Radiation-induced defects and their annealing behavior in cadmium telluride

Abstract

Radiation‐induced defects and their annealing behavior in p‐ and n‐type CdTe irradiated with 2‐MeV electrons, neutrons, and ⁶⁰Co gamma rays have been investigated by means of photoluminescence, Hall, time‐of‐flight measurements, and the performance of CdTe gamma‐ray detectors. The 1.1‐eV emission band produced after electron irradiation at 77 K anneals at a stage centered around about 120 K and originates from a defect including Te vacancy. From the isothermal annealing experiment, an activation energy of about 0.2 eV is obtained for the annealing stage. The electron and gamma irradiation at 77 K with room‐temperature anneal, and neutron irradiation at 300 K enhance 1.53‐ and 1.55‐eV edge emission bands. It has been suggested that the 1.53‐eV band is attributed to a complex involving Cd vacancies. On the other hand, the 1.55‐eV band is attributed to a complex involving Te vacancies. An annealing stage centered at about 370 K is observed in electrical properties in relatively pure p‐type crystals irradiated with electrons and gamma rays. It is found from the isothermal annealing that the annealing behavior of the stage obeys first‐order kinetics.
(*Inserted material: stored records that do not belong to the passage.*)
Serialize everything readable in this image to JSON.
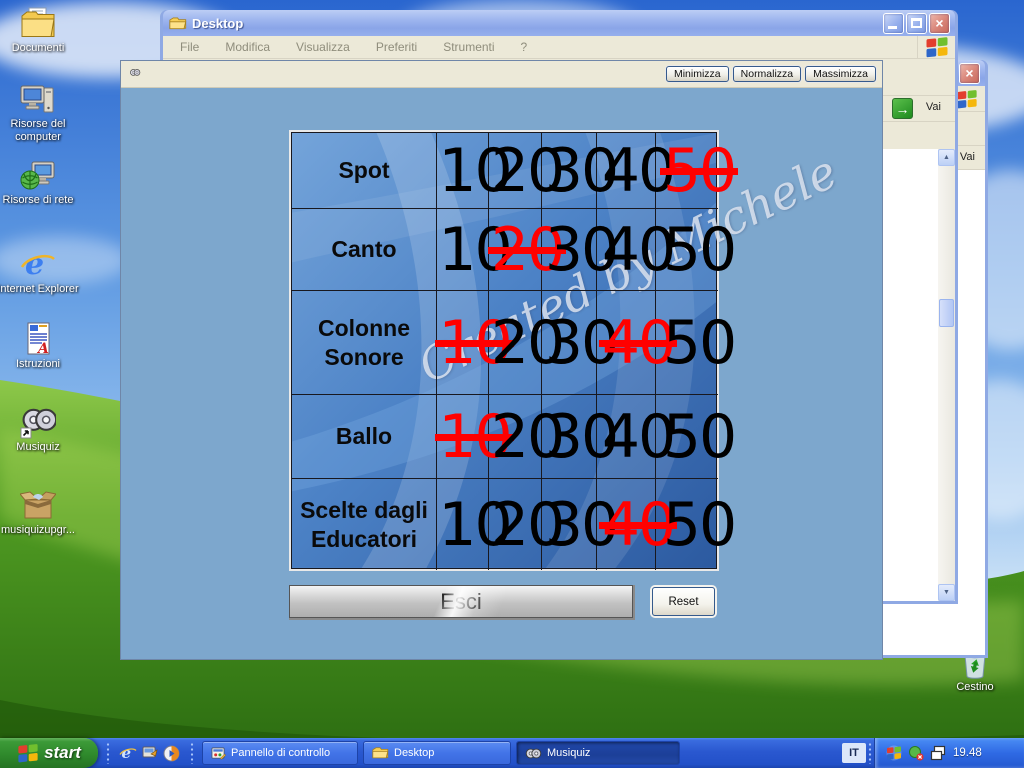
{
  "desktop": {
    "icons": [
      {
        "label": "Documenti"
      },
      {
        "label": "Risorse del computer"
      },
      {
        "label": "Risorse di rete"
      },
      {
        "label": "Internet Explorer"
      },
      {
        "label": "Istruzioni"
      },
      {
        "label": "Musiquiz"
      },
      {
        "label": "musiquizupgr..."
      }
    ],
    "recycle_bin_label": "Cestino"
  },
  "explorer_window": {
    "title": "Desktop",
    "menu_items": [
      "File",
      "Modifica",
      "Visualizza",
      "Preferiti",
      "Strumenti",
      "?"
    ],
    "go_button_label": "Vai"
  },
  "panel_window": {
    "go_button_label": "Vai"
  },
  "musiquiz_window": {
    "window_buttons": {
      "minimize": "Minimizza",
      "restore": "Normalizza",
      "maximize": "Massimizza"
    },
    "board": {
      "values": [
        "10",
        "20",
        "30",
        "40",
        "50"
      ],
      "rows": [
        {
          "category": "Spot",
          "used": [
            false,
            false,
            false,
            false,
            true
          ]
        },
        {
          "category": "Canto",
          "used": [
            false,
            true,
            false,
            false,
            false
          ]
        },
        {
          "category": "Colonne Sonore",
          "used": [
            true,
            false,
            false,
            true,
            false
          ]
        },
        {
          "category": "Ballo",
          "used": [
            true,
            false,
            false,
            false,
            false
          ]
        },
        {
          "category": "Scelte dagli Educatori",
          "used": [
            false,
            false,
            false,
            true,
            false
          ]
        }
      ],
      "watermark": "Created by Michele",
      "normal_color": "#000000",
      "used_color": "#ff0000"
    },
    "exit_button_label": "Esci",
    "reset_button_label": "Reset"
  },
  "taskbar": {
    "start_label": "start",
    "tasks": [
      {
        "label": "Pannello di controllo",
        "active": false
      },
      {
        "label": "Desktop",
        "active": false
      },
      {
        "label": "Musiquiz",
        "active": true
      }
    ],
    "language_indicator": "IT",
    "clock": "19.48"
  }
}
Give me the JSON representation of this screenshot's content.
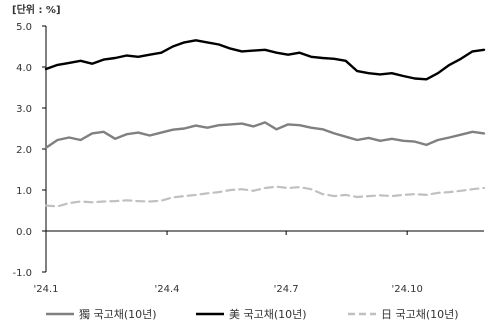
{
  "chart_data": {
    "type": "line",
    "unit_label": "[단위 : %]",
    "ylim": [
      -1.0,
      5.0
    ],
    "yticks": [
      "5.0",
      "4.0",
      "3.0",
      "2.0",
      "1.0",
      "0.0",
      "-1.0"
    ],
    "ytick_values": [
      5,
      4,
      3,
      2,
      1,
      0,
      -1
    ],
    "x_ticks": [
      "'24.1",
      "'24.4",
      "'24.7",
      "'24.10"
    ],
    "x_tick_positions": [
      0,
      63,
      125,
      188
    ],
    "x_range": [
      0,
      228
    ],
    "grid": false,
    "legend_position": "bottom",
    "series": [
      {
        "name": "獨 국고채(10년)",
        "color": "#808080",
        "style": "solid",
        "points": [
          [
            0,
            2.03
          ],
          [
            6,
            2.22
          ],
          [
            12,
            2.28
          ],
          [
            18,
            2.22
          ],
          [
            24,
            2.38
          ],
          [
            30,
            2.42
          ],
          [
            36,
            2.25
          ],
          [
            42,
            2.36
          ],
          [
            48,
            2.4
          ],
          [
            54,
            2.33
          ],
          [
            60,
            2.4
          ],
          [
            66,
            2.47
          ],
          [
            72,
            2.5
          ],
          [
            78,
            2.57
          ],
          [
            84,
            2.52
          ],
          [
            90,
            2.58
          ],
          [
            96,
            2.6
          ],
          [
            102,
            2.62
          ],
          [
            108,
            2.55
          ],
          [
            114,
            2.65
          ],
          [
            120,
            2.48
          ],
          [
            126,
            2.6
          ],
          [
            132,
            2.58
          ],
          [
            138,
            2.52
          ],
          [
            144,
            2.48
          ],
          [
            150,
            2.38
          ],
          [
            156,
            2.3
          ],
          [
            162,
            2.22
          ],
          [
            168,
            2.27
          ],
          [
            174,
            2.2
          ],
          [
            180,
            2.25
          ],
          [
            186,
            2.2
          ],
          [
            192,
            2.18
          ],
          [
            198,
            2.1
          ],
          [
            204,
            2.22
          ],
          [
            210,
            2.28
          ],
          [
            216,
            2.35
          ],
          [
            222,
            2.42
          ],
          [
            228,
            2.38
          ]
        ]
      },
      {
        "name": "美 국고채(10년)",
        "color": "#000000",
        "style": "solid",
        "points": [
          [
            0,
            3.95
          ],
          [
            6,
            4.05
          ],
          [
            12,
            4.1
          ],
          [
            18,
            4.15
          ],
          [
            24,
            4.08
          ],
          [
            30,
            4.18
          ],
          [
            36,
            4.22
          ],
          [
            42,
            4.28
          ],
          [
            48,
            4.25
          ],
          [
            54,
            4.3
          ],
          [
            60,
            4.35
          ],
          [
            66,
            4.5
          ],
          [
            72,
            4.6
          ],
          [
            78,
            4.65
          ],
          [
            84,
            4.6
          ],
          [
            90,
            4.55
          ],
          [
            96,
            4.45
          ],
          [
            102,
            4.38
          ],
          [
            108,
            4.4
          ],
          [
            114,
            4.42
          ],
          [
            120,
            4.35
          ],
          [
            126,
            4.3
          ],
          [
            132,
            4.35
          ],
          [
            138,
            4.25
          ],
          [
            144,
            4.22
          ],
          [
            150,
            4.2
          ],
          [
            156,
            4.15
          ],
          [
            162,
            3.9
          ],
          [
            168,
            3.85
          ],
          [
            174,
            3.82
          ],
          [
            180,
            3.85
          ],
          [
            186,
            3.78
          ],
          [
            192,
            3.72
          ],
          [
            198,
            3.7
          ],
          [
            204,
            3.85
          ],
          [
            210,
            4.05
          ],
          [
            216,
            4.2
          ],
          [
            222,
            4.38
          ],
          [
            228,
            4.42
          ]
        ]
      },
      {
        "name": "日 국고채(10년)",
        "color": "#c0c0c0",
        "style": "dashed",
        "points": [
          [
            0,
            0.62
          ],
          [
            6,
            0.6
          ],
          [
            12,
            0.68
          ],
          [
            18,
            0.72
          ],
          [
            24,
            0.7
          ],
          [
            30,
            0.72
          ],
          [
            36,
            0.73
          ],
          [
            42,
            0.75
          ],
          [
            48,
            0.73
          ],
          [
            54,
            0.72
          ],
          [
            60,
            0.74
          ],
          [
            66,
            0.82
          ],
          [
            72,
            0.85
          ],
          [
            78,
            0.88
          ],
          [
            84,
            0.92
          ],
          [
            90,
            0.95
          ],
          [
            96,
            1.0
          ],
          [
            102,
            1.02
          ],
          [
            108,
            0.98
          ],
          [
            114,
            1.05
          ],
          [
            120,
            1.08
          ],
          [
            126,
            1.05
          ],
          [
            132,
            1.07
          ],
          [
            138,
            1.02
          ],
          [
            144,
            0.9
          ],
          [
            150,
            0.85
          ],
          [
            156,
            0.88
          ],
          [
            162,
            0.83
          ],
          [
            168,
            0.85
          ],
          [
            174,
            0.87
          ],
          [
            180,
            0.85
          ],
          [
            186,
            0.88
          ],
          [
            192,
            0.9
          ],
          [
            198,
            0.88
          ],
          [
            204,
            0.93
          ],
          [
            210,
            0.95
          ],
          [
            216,
            0.98
          ],
          [
            222,
            1.02
          ],
          [
            228,
            1.05
          ]
        ]
      }
    ]
  }
}
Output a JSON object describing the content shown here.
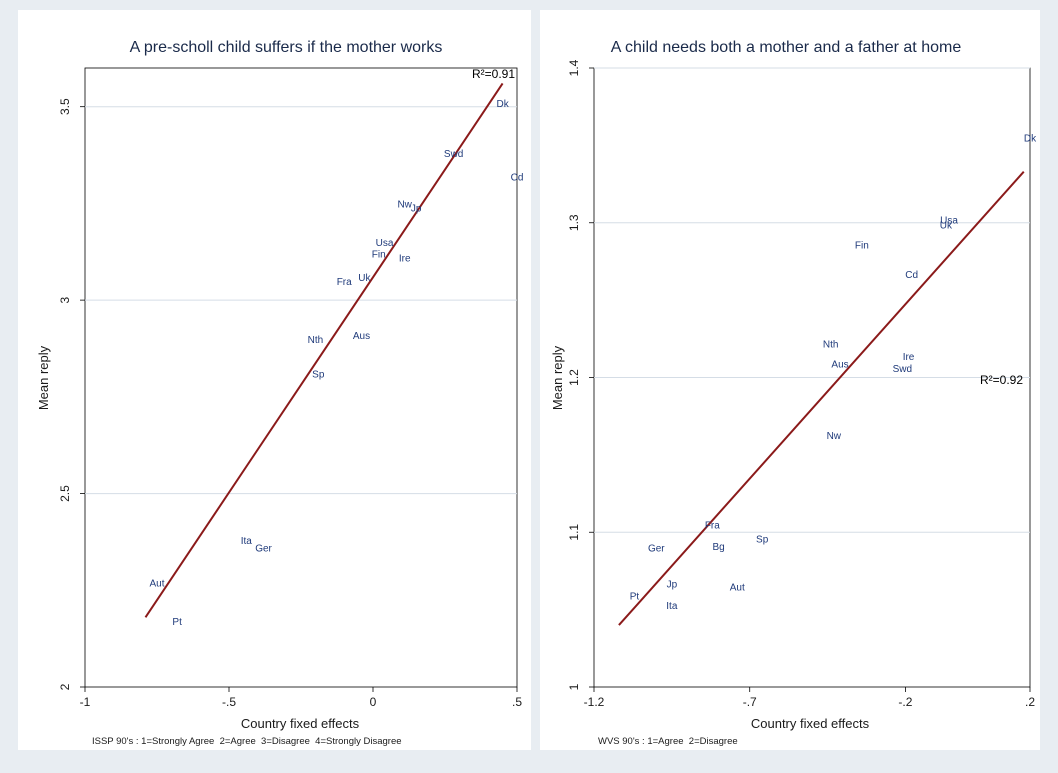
{
  "chart_data": [
    {
      "type": "scatter",
      "title": "A pre-scholl child suffers if the mother works",
      "xlabel": "Country fixed effects",
      "ylabel": "Mean reply",
      "note": "ISSP 90's : 1=Strongly Agree  2=Agree  3=Disagree  4=Strongly Disagree",
      "r2_label": "R²=0.91",
      "xlim": [
        -1.0,
        0.5
      ],
      "ylim": [
        2.0,
        3.6
      ],
      "xticks": [
        {
          "v": -1,
          "label": "-1"
        },
        {
          "v": -0.5,
          "label": "-.5"
        },
        {
          "v": 0,
          "label": "0"
        },
        {
          "v": 0.5,
          "label": ".5"
        }
      ],
      "yticks": [
        {
          "v": 2,
          "label": "2"
        },
        {
          "v": 2.5,
          "label": "2.5"
        },
        {
          "v": 3,
          "label": "3"
        },
        {
          "v": 3.5,
          "label": "3.5"
        }
      ],
      "points": [
        {
          "label": "Dk",
          "x": 0.45,
          "y": 3.51
        },
        {
          "label": "Swd",
          "x": 0.28,
          "y": 3.38
        },
        {
          "label": "Cd",
          "x": 0.5,
          "y": 3.32
        },
        {
          "label": "Nw",
          "x": 0.11,
          "y": 3.25
        },
        {
          "label": "Jp",
          "x": 0.15,
          "y": 3.24
        },
        {
          "label": "Usa",
          "x": 0.04,
          "y": 3.15
        },
        {
          "label": "Fin",
          "x": 0.02,
          "y": 3.12
        },
        {
          "label": "Ire",
          "x": 0.11,
          "y": 3.11
        },
        {
          "label": "Uk",
          "x": -0.03,
          "y": 3.06
        },
        {
          "label": "Fra",
          "x": -0.1,
          "y": 3.05
        },
        {
          "label": "Nth",
          "x": -0.2,
          "y": 2.9
        },
        {
          "label": "Aus",
          "x": -0.04,
          "y": 2.91
        },
        {
          "label": "Sp",
          "x": -0.19,
          "y": 2.81
        },
        {
          "label": "Ita",
          "x": -0.44,
          "y": 2.38
        },
        {
          "label": "Ger",
          "x": -0.38,
          "y": 2.36
        },
        {
          "label": "Aut",
          "x": -0.75,
          "y": 2.27
        },
        {
          "label": "Pt",
          "x": -0.68,
          "y": 2.17
        }
      ],
      "fit_line": {
        "x": [
          -0.79,
          0.45
        ],
        "y": [
          2.18,
          3.56
        ]
      },
      "colors": {
        "line": "#8b1a1a",
        "points": "#1f3a7a",
        "grid": "#d5dde6",
        "panel": "#ffffff"
      }
    },
    {
      "type": "scatter",
      "title": "A child needs both a mother and a father at home",
      "xlabel": "Country fixed effects",
      "ylabel": "Mean reply",
      "note": "WVS 90's : 1=Agree  2=Disagree",
      "r2_label": "R²=0.92",
      "xlim": [
        -1.2,
        0.2
      ],
      "ylim": [
        1.0,
        1.4
      ],
      "xticks": [
        {
          "v": -1.2,
          "label": "-1.2"
        },
        {
          "v": -0.7,
          "label": "-.7"
        },
        {
          "v": -0.2,
          "label": "-.2"
        },
        {
          "v": 0.2,
          "label": ".2"
        }
      ],
      "yticks": [
        {
          "v": 1.0,
          "label": "1"
        },
        {
          "v": 1.1,
          "label": "1.1"
        },
        {
          "v": 1.2,
          "label": "1.2"
        },
        {
          "v": 1.3,
          "label": "1.3"
        },
        {
          "v": 1.4,
          "label": "1.4"
        }
      ],
      "points": [
        {
          "label": "Dk",
          "x": 0.2,
          "y": 1.355
        },
        {
          "label": "Usa",
          "x": -0.06,
          "y": 1.302
        },
        {
          "label": "Uk",
          "x": -0.07,
          "y": 1.299
        },
        {
          "label": "Fin",
          "x": -0.34,
          "y": 1.286
        },
        {
          "label": "Cd",
          "x": -0.18,
          "y": 1.267
        },
        {
          "label": "Nth",
          "x": -0.44,
          "y": 1.222
        },
        {
          "label": "Aus",
          "x": -0.41,
          "y": 1.209
        },
        {
          "label": "Ire",
          "x": -0.19,
          "y": 1.214
        },
        {
          "label": "Swd",
          "x": -0.21,
          "y": 1.206
        },
        {
          "label": "Nw",
          "x": -0.43,
          "y": 1.163
        },
        {
          "label": "Fra",
          "x": -0.82,
          "y": 1.105
        },
        {
          "label": "Sp",
          "x": -0.66,
          "y": 1.096
        },
        {
          "label": "Ger",
          "x": -1.0,
          "y": 1.09
        },
        {
          "label": "Bg",
          "x": -0.8,
          "y": 1.091
        },
        {
          "label": "Jp",
          "x": -0.95,
          "y": 1.067
        },
        {
          "label": "Aut",
          "x": -0.74,
          "y": 1.065
        },
        {
          "label": "Pt",
          "x": -1.07,
          "y": 1.059
        },
        {
          "label": "Ita",
          "x": -0.95,
          "y": 1.053
        }
      ],
      "fit_line": {
        "x": [
          -1.12,
          0.18
        ],
        "y": [
          1.04,
          1.333
        ]
      },
      "colors": {
        "line": "#8b1a1a",
        "points": "#1f3a7a",
        "grid": "#d5dde6",
        "panel": "#ffffff"
      }
    }
  ]
}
The activation energy for the migration of the defects is estimated to be about 0.8 eV and the pre‐exponential factor is found to be about 10⁸ sec⁻¹, suggesting long‐range migration of Cd vacancies. Electron‐trap levels lying at 0.058 and 0.5 eV below the conduction band are observed in crystals irradiated with gamma rays. The 0.058‐eV electron trap anneals at about 600 K and the origin is tentatively assigned to a complex involving Te vacancies as inferred from photoluminescence results. Electron‐drift mobility at room temperature is remarkably reduced after gamma irradiation, possibly due to the introduction of an electron‐trap level at about 0.5 eV below the conduction band. The 0.5‐eV electron‐trap level and the electron‐drift mobility anneal in the vicinity of about 600 K. The effects due to successive detector irradiations with ⁶⁰Co gamma rays markedly degraded the output pulse‐height spectra until ultimately the 59.5‐keV photopeak of the ²⁴¹Am gamma ray can not be discerned. Following annealing at 600 K, the pulse‐height spectrum recovers almost to the preirradiation value. This annealing behavior coincides with the recovery of the electron‐drift mobility of bulk crystals.